Apaixonar-se pela sensação de viver apaixonadamente é nutrir a constante vontade de ser melhor no mundo e para o mundo. Significa alargar sorrisos e estreitar encontros. É trazer para perto de si gente que quer unir-se a nós numa profusão de elementos que passam a orbitar ao redor do todo como se fôssemos elos de uma mesma corrente. Porque não há intersecção maior do que a união profunda.

Sentir é viver. Sentir pouco? Sinto muito.

quarta-feira, 21 de janeiro de 2009

Das gavetas, nascem os ipês


Abrir gavetas é libertar a matéria estacionada de vidas que cabem em uma só. Significa dar ao pó a chance de sair ao invés de entrar. Abrir gavetas é a arte de saber aguardar quando a vida te oferece um trampolim para pular. Encher a mão de areia e sentir os grãos escorregarem. É assoprar o amendoim para todas as cascas voarem. 

Saber escolher, saber responder. Aprender a deixar pra trás. A despedir. A abraçar sem esperanças de reencontrar. É dizer adeus com o coração cheio de dor sem saber se há depois. Às vezes é melhor embarcar. Às vezes é melhor perder a hora. Às vezes é melhor ficar de longe e ver as partidas. Aprende-se muito quando faz sentido deixar ir. 

Aproximar-se de semelhantes. Somar idéias e ideais em prol de algo grande, que cresce junto. Dialogar em línguas que se entendem. Dizer meias-palavras e ganhar frases inteiras em troca. Unir o que se acredita com o que pode acontecer.
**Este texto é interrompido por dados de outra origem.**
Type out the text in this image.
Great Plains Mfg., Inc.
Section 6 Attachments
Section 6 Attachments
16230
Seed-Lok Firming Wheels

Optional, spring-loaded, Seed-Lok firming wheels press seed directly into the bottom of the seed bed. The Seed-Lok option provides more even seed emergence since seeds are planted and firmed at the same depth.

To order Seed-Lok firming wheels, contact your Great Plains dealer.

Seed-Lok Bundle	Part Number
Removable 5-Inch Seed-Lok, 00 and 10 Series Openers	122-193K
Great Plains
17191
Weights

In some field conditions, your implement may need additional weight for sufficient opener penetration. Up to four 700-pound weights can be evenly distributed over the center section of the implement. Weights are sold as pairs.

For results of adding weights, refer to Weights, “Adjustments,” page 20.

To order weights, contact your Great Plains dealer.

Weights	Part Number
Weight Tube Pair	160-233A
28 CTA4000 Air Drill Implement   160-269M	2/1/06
Dizer não quando algo diz que é melhor assim, mas também saber dizer sim.

Um belo dia a gente sente que o mundo parou. Pararam os carros nas ruas. As pessoas pararam. Estão parados os olhares. Está tudo coberto por uma casca que inibe a livre expressão. Nesse momento, compreendemos que mexer os olhos faz os olhos do outro também mexerem. Se dançarmos, o outro dança. Se caminharmos, o outro caminha. E podemos dar o ritmo de nosso passo ao mundo. Ao nosso mundo.

Abrir gavetas muitas vezes abre portas. Traz pra vida a poesia em forma de mãos. Mãos que se atam num enredo em que faz todo sentido bater o carro porque a mente cansou de dirigir e foi ali admirar um ipê.
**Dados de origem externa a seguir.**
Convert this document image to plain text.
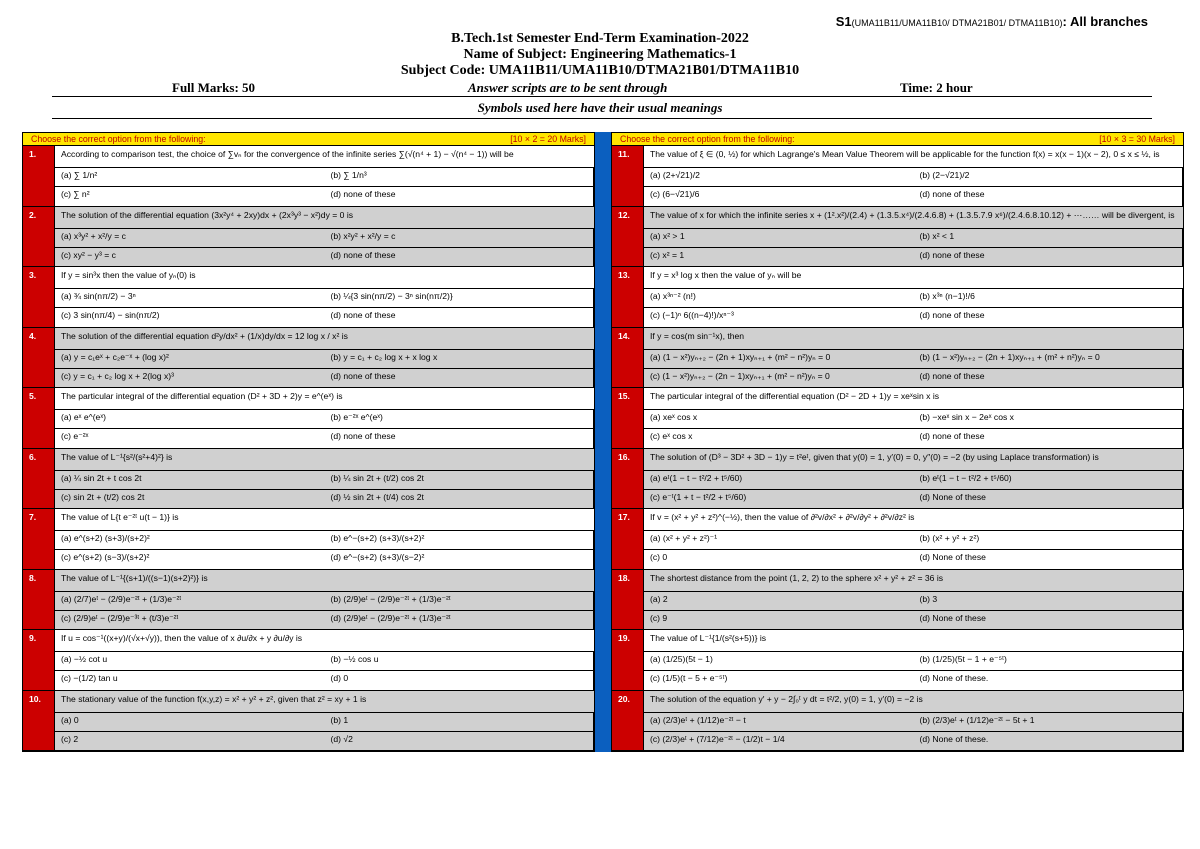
S1(UMA11B11/UMA11B10/ DTMA21B01/ DTMA11B10): All branches
B.Tech.1st Semester End-Term Examination-2022
Name of Subject: Engineering Mathematics-1
Subject Code: UMA11B11/UMA11B10/DTMA21B01/DTMA11B10
Full Marks: 50	Answer scripts are to be sent through	Time: 2 hour
Symbols used here have their usual meanings
Choose the correct option from the following:	[10 × 2 = 20 Marks]
1.	According to comparison test, the choice of ∑vₙ for the convergence of the infinite series ∑(√(n⁴ + 1) − √(n⁴ − 1)) will be
(a) ∑ 1/n²	(b) ∑ 1/n³
(c) ∑ n²	(d) none of these
2.	The solution of the differential equation (3x²y⁴ + 2xy)dx + (2x³y³ − x²)dy = 0 is
(a) x³y² + x²/y = c	(b) x²y² + x²/y = c
(c) xy² − y³ = c	(d) none of these
3.	If y = sin³x then the value of yₙ(0) is
(a) ¾ sin(nπ/2) − 3ⁿ	(b) ¼{3 sin(nπ/2) − 3ⁿ sin(nπ/2)}
(c) 3 sin(nπ/4) − sin(nπ/2)	(d) none of these
4.	The solution of the differential equation d²y/dx² + (1/x)dy/dx = 12 log x / x² is
(a) y = c₁eˣ + c₂e⁻ˣ + (log x)²	(b) y = c₁ + c₂ log x + x log x
(c) y = c₁ + c₂ log x + 2(log x)³	(d) none of these
5.	The particular integral of the differential equation (D² + 3D + 2)y = e^(eˣ) is
(a) eˣ e^(eˣ)	(b) e⁻²ˣ e^(eˣ)
(c) e⁻²ˣ	(d) none of these
6.	The value of L⁻¹{s²/(s²+4)²} is
(a) ¼ sin 2t + t cos 2t	(b) ¼ sin 2t + (t/2) cos 2t
(c) sin 2t + (t/2) cos 2t	(d) ½ sin 2t + (t/4) cos 2t
7.	The value of L{t e⁻²ᵗ u(t − 1)} is
(a) e^(s+2) (s+3)/(s+2)²	(b) e^−(s+2) (s+3)/(s+2)²
(c) e^(s+2) (s−3)/(s+2)²	(d) e^−(s+2) (s+3)/(s−2)²
8.	The value of L⁻¹{(s+1)/((s−1)(s+2)²)} is
(a) (2/7)eᵗ − (2/9)e⁻²ᵗ + (1/3)e⁻²ᵗ	(b) (2/9)eᵗ − (2/9)e⁻²ᵗ + (1/3)e⁻²ᵗ
(c) (2/9)eᵗ − (2/9)e⁻³ᵗ + (t/3)e⁻²ᵗ	(d) (2/9)eᵗ − (2/9)e⁻²ᵗ + (1/3)e⁻²ᵗ
9.	If u = cos⁻¹((x+y)/(√x+√y)), then the value of x ∂u/∂x + y ∂u/∂y is
(a) −½ cot u	(b) −½ cos u
(c) −(1/2) tan u	(d) 0
10.	The stationary value of the function f(x,y,z) = x² + y² + z², given that z² = xy + 1 is
(a) 0	(b) 1
(c) 2	(d) √2
Choose the correct option from the following:	[10 × 3 = 30 Marks]
11.	The value of ξ ∈ (0, ½) for which Lagrange's Mean Value Theorem will be applicable for the function f(x) = x(x − 1)(x − 2), 0 ≤ x ≤ ½, is
(a) (2+√21)/2	(b) (2−√21)/2
(c) (6−√21)/6	(d) none of these
12.	The value of x for which the infinite series x + (1².x²)/(2.4) + (1.3.5.x⁴)/(2.4.6.8) + (1.3.5.7.9 x⁶)/(2.4.6.8.10.12) + ⋯…… will be divergent, is
(a) x² > 1	(b) x² < 1
(c) x² = 1	(d) none of these
13.	If y = x³ log x then the value of yₙ will be
(a) x³ⁿ⁻² (n!)	(b) x³ⁿ (n−1)!/6
(c) (−1)ⁿ 6((n−4)!)/xⁿ⁻³	(d) none of these
14.	If y = cos(m sin⁻¹x), then
(a) (1 − x²)yₙ₊₂ − (2n + 1)xyₙ₊₁ + (m² − n²)yₙ = 0	(b) (1 − x²)yₙ₊₂ − (2n + 1)xyₙ₊₁ + (m² + n²)yₙ = 0
(c) (1 − x²)yₙ₊₂ − (2n − 1)xyₙ₊₁ + (m² − n²)yₙ = 0	(d) none of these
15.	The particular integral of the differential equation (D² − 2D + 1)y = xeˣsin x is
(a) xeˣ cos x	(b) −xeˣ sin x − 2eˣ cos x
(c) eˣ cos x	(d) none of these
16.	The solution of (D³ − 3D² + 3D − 1)y = t²eᵗ, given that y(0) = 1, y′(0) = 0, y″(0) = −2 (by using Laplace transformation) is
(a) eᵗ(1 − t − t²/2 + t⁵/60)	(b) eᵗ(1 − t − t²/2 + t⁵/60)
(c) e⁻ᵗ(1 + t − t²/2 + t⁵/60)	(d) None of these
17.	If v = (x² + y² + z²)^(−½), then the value of ∂²v/∂x² + ∂²v/∂y² + ∂²v/∂z² is
(a) (x² + y² + z²)⁻¹	(b) (x² + y² + z²)
(c) 0	(d) None of these
18.	The shortest distance from the point (1, 2, 2) to the sphere x² + y² + z² = 36 is
(a) 2	(b) 3
(c) 9	(d) None of these
19.	The value of L⁻¹{1/(s²(s+5))} is
(a) (1/25)(5t − 1)	(b) (1/25)(5t − 1 + e⁻⁵ᵗ)
(c) (1/5)(t − 5 + e⁻⁵ᵗ)	(d) None of these.
20.	The solution of the equation y′ + y − 2∫₀ᵗ y dt = t²/2, y(0) = 1, y′(0) = −2 is
(a) (2/3)eᵗ + (1/12)e⁻²ᵗ − t	(b) (2/3)eᵗ + (1/12)e⁻²ᵗ − 5t + 1
(c) (2/3)eᵗ + (7/12)e⁻²ᵗ − (1/2)t − 1/4	(d) None of these.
terça-feira, 20 de janeiro de 2009

Despertar


De tanto tentar se encontrar, perdeu-se de si mesmo. Deixou a cargo de mãos que não as dele o controle de uma vida que já não mais lhe pertencia. O caminho já não era claro e o rumo a tomar, totalmente incerto. A mente absorta carregava-se de pensamentos e não mais enxergava luzes. Tudo escuro. A mão que não era dele tateava a cama procurando o que não conseguia achar. Acordou de uma realidade onírica em que nada se via além de neblina. Esfregou os olhos e caminhou trôpego até o espelho do banheiro. Na última vez que havia encarado a si mesmo ela não estava ali. A barba grande demonstrava o passar do tempo. O cheiro acre do ar denunciava a ausência de afeto. As janelas fechadas há dias ansiavam abrir-se à inundação do vento. A geladeira vazia, presenteava-lhe com uma garrafa de água pela metade.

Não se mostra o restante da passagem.